Cardiometabolic Risk Assessment in Transgender Individuals-Differential Effect of Sex Hormones and Sex Chromosomes.

CONTEXT

While transgender individuals represent a substantial group seeking medical care, the differential effect of sex on cardiometabolic risk metrics is incompletely understood.

OBJECTIVE

The present study aimed to characterize the effect of sex hormones and chromosomes on a contemporary panel of cardiometabolic risk biomarkers and functional cardiovascular measurements.

METHODS

A total of 17 transgender men and 17 transgender women were studied at baseline (T0), 4 weeks (hormonal castration, T1), and 11 months following gender-affirming hormone treatment (T12). We analyzed carotid intima-media thickness and arterial stiffness, lipoproteins, and other metabolites comprehensively by nuclear magnetic resonance spectroscopy and high-density lipoprotein-mediated cholesterol efflux capacity (CEC) from macrophages.
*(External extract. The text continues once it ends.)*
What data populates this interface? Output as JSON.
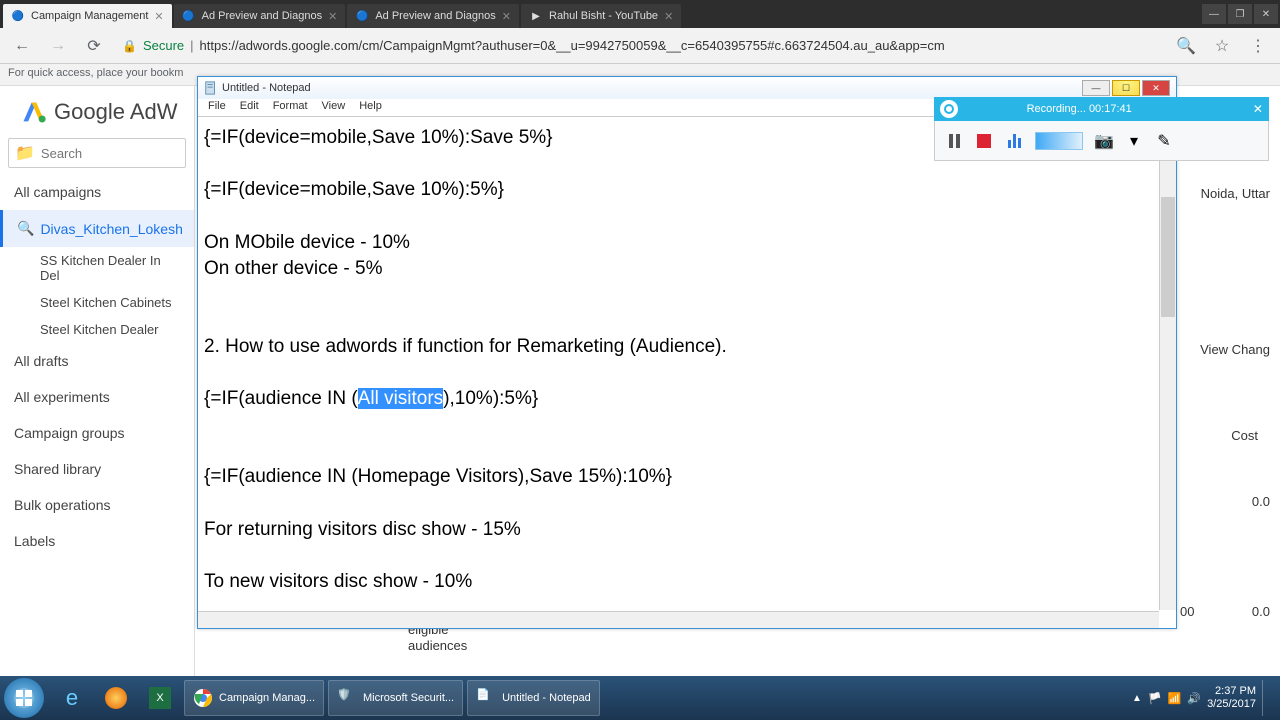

T0 to T12 comparisons informed the effect of sex hormones, comparisons of genetic XX and XY individuals at T1 the effect of sex chromosomes.

RESULTS

Vascular function was comparable at T12 and T0; systolic blood pressure increased in transgender men (P = .002). Transgender men developed a proatherogenic lipoprotein profile; estrogen treatment in transgender women tended to result in improvements. Several metabolites indicating increased diabetes risk including plasma glucose were changed in transgender men (P = .025), with opposite changes in transgender women (P = .002). Interestingly, at T1 apparent diabetes risk was lower in XX compared with XY individuals (P = .002). CEC decreased in transgender women (P < .01), while remaining unchanged in transgender men. However, in both groups the strong positive association of apolipoprotein A-1 with cholesterol efflux observed at T0 was lost at T12.

CONCLUSION

The results are consistent with increased cardiometabolic risk in transgender men, while transgender women show beneficial changes early during gender-affirming hormone therapy. Sex chromosomes have fewer intrinsic effects. XY individuals and transgender men display an increased apparent diabetes risk. Further research on cardiometabolic risk is needed for transgender individuals.